Etik yani ahlaka uygun bir şekilde işgörenlerine liderlik yapan liderler örgüt içerisinde etik kararlar alır ve aldıkları bu kararlar sayesinde işgörenler tarafından kabul görürler.

1.5.6. Dönüştürücü (Transformational) Liderlik

Dönüştürücü liderlik için karizma bir anahtardır (Leli, 1999). Dönüştürücü liderler işgörenleri dönüştürmek isterler ve işgörenlerden bekledikleri yüksek başarı ile işgörenler ile arasında kuvvetli bir bağ oluşmasına olanak sağlarlar. Bundan dolayı karizma zorunlu hale gelmektedir (Çakar ve Arbak, 2003: 85).

Dönüştürücü liderlik, bireylerin, iş gruplarının, birimlerin olağanüstü performans ve başarılarını açıklayabilmek için yönetici ve personel arasında bağlantıyı gerçekleştirmeyi amaçlar (Tikici, Aksoy ve Akdemir, 2003: 512).

Dönüştürücü liderlik adını grubun başarısı öne alarak varsayımda bulunulan süreçten almaktadır. Başarılı bir lider, üyeleri kendine inanır hale getirir, kendi özelliklerine güveni oluşturur ve kendi işgörenlerinin kendi beklentilerini değerlendirir. Kısaca, dönüşümcü bir liderin başarısı grubun bir önceki başarısından daha yüksek seviyede bir performansa endekslidir (Muchinsky, 2006: 434).

Dönüştürücü lider; işgörenle aktif etkileşime giren, örgüt kültüründe değişim yaratabilen, organizasyonları bu değişim ve yenilenmeyi gerçekleştirecek performansa ulaştıran, bir yanda izleyenlerine karşı alçakgönüllü diğer yanda uzmanlık alanındaki konularda yaptırım gücünü etkili şekilde ortaya koyabilen, karizmatik kişilerdir (Yılmaz ve Diğerleri, 2013: 18).

Liderlik teorileri içinde en bilinenlerden biri olan dönüştürücü liderlikte lider ve takipçilerinin etkileşimi yükselir, yüksek seviyede moral ve motivasyon sağlanır (Levy, 2009: 369).

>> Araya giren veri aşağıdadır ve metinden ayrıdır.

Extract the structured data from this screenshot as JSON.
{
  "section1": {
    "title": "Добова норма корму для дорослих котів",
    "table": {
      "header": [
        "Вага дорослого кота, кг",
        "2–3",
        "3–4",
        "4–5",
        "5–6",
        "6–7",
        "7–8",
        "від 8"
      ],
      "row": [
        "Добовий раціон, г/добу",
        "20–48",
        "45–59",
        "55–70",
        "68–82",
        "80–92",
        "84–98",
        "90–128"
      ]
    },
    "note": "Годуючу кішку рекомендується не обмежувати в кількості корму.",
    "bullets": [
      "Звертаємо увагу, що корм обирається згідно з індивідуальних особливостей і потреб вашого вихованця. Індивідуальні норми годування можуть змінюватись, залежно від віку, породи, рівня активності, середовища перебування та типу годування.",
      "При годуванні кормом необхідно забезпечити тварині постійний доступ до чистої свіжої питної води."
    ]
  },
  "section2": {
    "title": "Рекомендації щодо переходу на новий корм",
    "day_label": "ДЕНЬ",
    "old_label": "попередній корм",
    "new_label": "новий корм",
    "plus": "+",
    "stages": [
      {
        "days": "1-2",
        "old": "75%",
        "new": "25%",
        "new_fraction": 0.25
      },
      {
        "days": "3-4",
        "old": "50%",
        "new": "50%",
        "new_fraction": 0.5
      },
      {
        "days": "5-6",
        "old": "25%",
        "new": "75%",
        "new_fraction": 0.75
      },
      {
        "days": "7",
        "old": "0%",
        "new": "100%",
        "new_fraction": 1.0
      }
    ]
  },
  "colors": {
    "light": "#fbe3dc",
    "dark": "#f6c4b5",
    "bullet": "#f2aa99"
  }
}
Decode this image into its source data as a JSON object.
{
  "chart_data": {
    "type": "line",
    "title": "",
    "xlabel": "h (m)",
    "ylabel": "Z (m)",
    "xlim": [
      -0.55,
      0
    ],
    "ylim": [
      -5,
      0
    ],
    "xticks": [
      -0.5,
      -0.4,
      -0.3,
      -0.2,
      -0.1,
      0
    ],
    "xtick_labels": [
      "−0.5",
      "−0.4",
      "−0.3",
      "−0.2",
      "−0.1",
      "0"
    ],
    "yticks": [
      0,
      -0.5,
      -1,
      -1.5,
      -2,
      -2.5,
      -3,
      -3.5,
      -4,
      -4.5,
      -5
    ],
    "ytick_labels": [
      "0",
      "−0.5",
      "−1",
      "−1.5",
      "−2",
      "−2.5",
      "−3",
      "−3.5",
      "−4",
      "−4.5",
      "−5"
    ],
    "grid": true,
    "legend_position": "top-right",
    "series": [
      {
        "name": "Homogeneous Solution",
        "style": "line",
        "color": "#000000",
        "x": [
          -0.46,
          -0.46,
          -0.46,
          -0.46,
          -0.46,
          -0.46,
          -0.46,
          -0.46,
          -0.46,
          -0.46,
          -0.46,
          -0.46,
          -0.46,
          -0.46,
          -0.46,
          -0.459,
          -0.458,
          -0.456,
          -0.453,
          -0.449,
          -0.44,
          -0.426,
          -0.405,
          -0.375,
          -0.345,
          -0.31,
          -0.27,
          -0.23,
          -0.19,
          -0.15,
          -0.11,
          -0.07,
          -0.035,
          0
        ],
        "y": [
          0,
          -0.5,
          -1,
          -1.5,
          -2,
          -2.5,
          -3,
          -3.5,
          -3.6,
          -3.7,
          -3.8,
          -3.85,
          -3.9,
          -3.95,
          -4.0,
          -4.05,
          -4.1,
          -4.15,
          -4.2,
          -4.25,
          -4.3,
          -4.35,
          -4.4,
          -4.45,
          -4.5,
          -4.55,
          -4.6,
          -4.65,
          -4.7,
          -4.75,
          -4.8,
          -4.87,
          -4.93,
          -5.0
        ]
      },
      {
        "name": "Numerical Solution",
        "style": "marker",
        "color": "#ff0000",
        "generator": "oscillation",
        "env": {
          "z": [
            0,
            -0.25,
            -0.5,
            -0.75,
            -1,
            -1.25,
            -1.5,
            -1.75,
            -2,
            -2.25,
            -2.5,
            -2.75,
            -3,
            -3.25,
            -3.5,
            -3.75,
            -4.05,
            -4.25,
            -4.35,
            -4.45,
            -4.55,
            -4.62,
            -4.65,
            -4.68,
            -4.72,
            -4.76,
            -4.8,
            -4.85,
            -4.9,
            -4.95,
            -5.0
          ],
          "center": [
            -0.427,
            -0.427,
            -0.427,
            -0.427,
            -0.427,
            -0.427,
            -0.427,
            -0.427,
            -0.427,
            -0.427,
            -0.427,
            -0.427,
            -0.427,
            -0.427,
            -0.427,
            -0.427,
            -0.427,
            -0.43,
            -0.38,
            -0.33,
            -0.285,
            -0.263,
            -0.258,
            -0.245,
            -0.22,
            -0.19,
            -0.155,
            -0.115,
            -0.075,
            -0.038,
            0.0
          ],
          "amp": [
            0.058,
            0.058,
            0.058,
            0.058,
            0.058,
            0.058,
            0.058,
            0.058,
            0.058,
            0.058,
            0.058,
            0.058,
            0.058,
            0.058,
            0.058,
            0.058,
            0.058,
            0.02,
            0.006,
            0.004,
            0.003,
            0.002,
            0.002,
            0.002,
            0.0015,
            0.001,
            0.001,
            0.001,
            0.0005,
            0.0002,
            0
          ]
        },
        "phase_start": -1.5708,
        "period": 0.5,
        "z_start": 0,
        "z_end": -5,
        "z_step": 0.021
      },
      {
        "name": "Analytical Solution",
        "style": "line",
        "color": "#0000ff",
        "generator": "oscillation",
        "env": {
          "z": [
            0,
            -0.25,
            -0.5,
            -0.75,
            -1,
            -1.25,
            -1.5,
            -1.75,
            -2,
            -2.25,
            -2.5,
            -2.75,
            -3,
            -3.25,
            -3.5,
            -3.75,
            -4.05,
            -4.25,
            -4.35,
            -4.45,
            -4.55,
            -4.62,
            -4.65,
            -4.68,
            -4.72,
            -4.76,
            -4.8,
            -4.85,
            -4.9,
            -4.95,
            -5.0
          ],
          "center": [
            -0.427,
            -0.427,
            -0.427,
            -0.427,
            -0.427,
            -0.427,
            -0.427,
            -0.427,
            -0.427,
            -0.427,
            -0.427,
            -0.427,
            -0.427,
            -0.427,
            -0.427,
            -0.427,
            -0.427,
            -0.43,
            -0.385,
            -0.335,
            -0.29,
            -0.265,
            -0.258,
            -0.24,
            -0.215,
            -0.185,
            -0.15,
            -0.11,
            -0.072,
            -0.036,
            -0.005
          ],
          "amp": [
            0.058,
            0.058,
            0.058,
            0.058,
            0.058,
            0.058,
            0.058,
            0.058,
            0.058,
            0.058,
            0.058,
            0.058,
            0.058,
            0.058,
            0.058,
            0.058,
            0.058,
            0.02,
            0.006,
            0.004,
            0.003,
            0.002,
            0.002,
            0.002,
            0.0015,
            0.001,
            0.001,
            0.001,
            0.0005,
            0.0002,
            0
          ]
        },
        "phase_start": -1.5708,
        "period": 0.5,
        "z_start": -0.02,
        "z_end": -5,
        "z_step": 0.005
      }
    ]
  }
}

Dönüştürücü liderlerin diğer liderlere göre daha çok memnun takipçisi vardır (Bass ve Riggio, 2006: 41).

Dönüştürücü liderler takipçilerini etkilemek için kendi kişiliklerini kullanır ve onları işleri ve örgüt hedefleri konusunda heyecanlandırır. Onlar olağanüstü performans için çaba sarf ederler (Schermerhorn, 2012: 272).

Yöneticiler ve liderler arasındaki farklılıkların ilk tartışmalarından biri, dönüşümcü liderlerin lider olarak anıldığı gibi, dönüşümcü liderlerin yöneticilere benzediğini ve görevlerin doğru yapıldığını söyler (Stroh, Northcraft ve Neale, 2002: 253).

Dönüştürücü lider organizasyona pozitif ve temel değişiklikler getirendir. Birçok karizmatik lider ne yazık ki dönüşümcü lider değildir. İnsanları etkilemelerine rağmen temel organizasyonel değişiklikler getiremezler (Dubrin, 2010: 72).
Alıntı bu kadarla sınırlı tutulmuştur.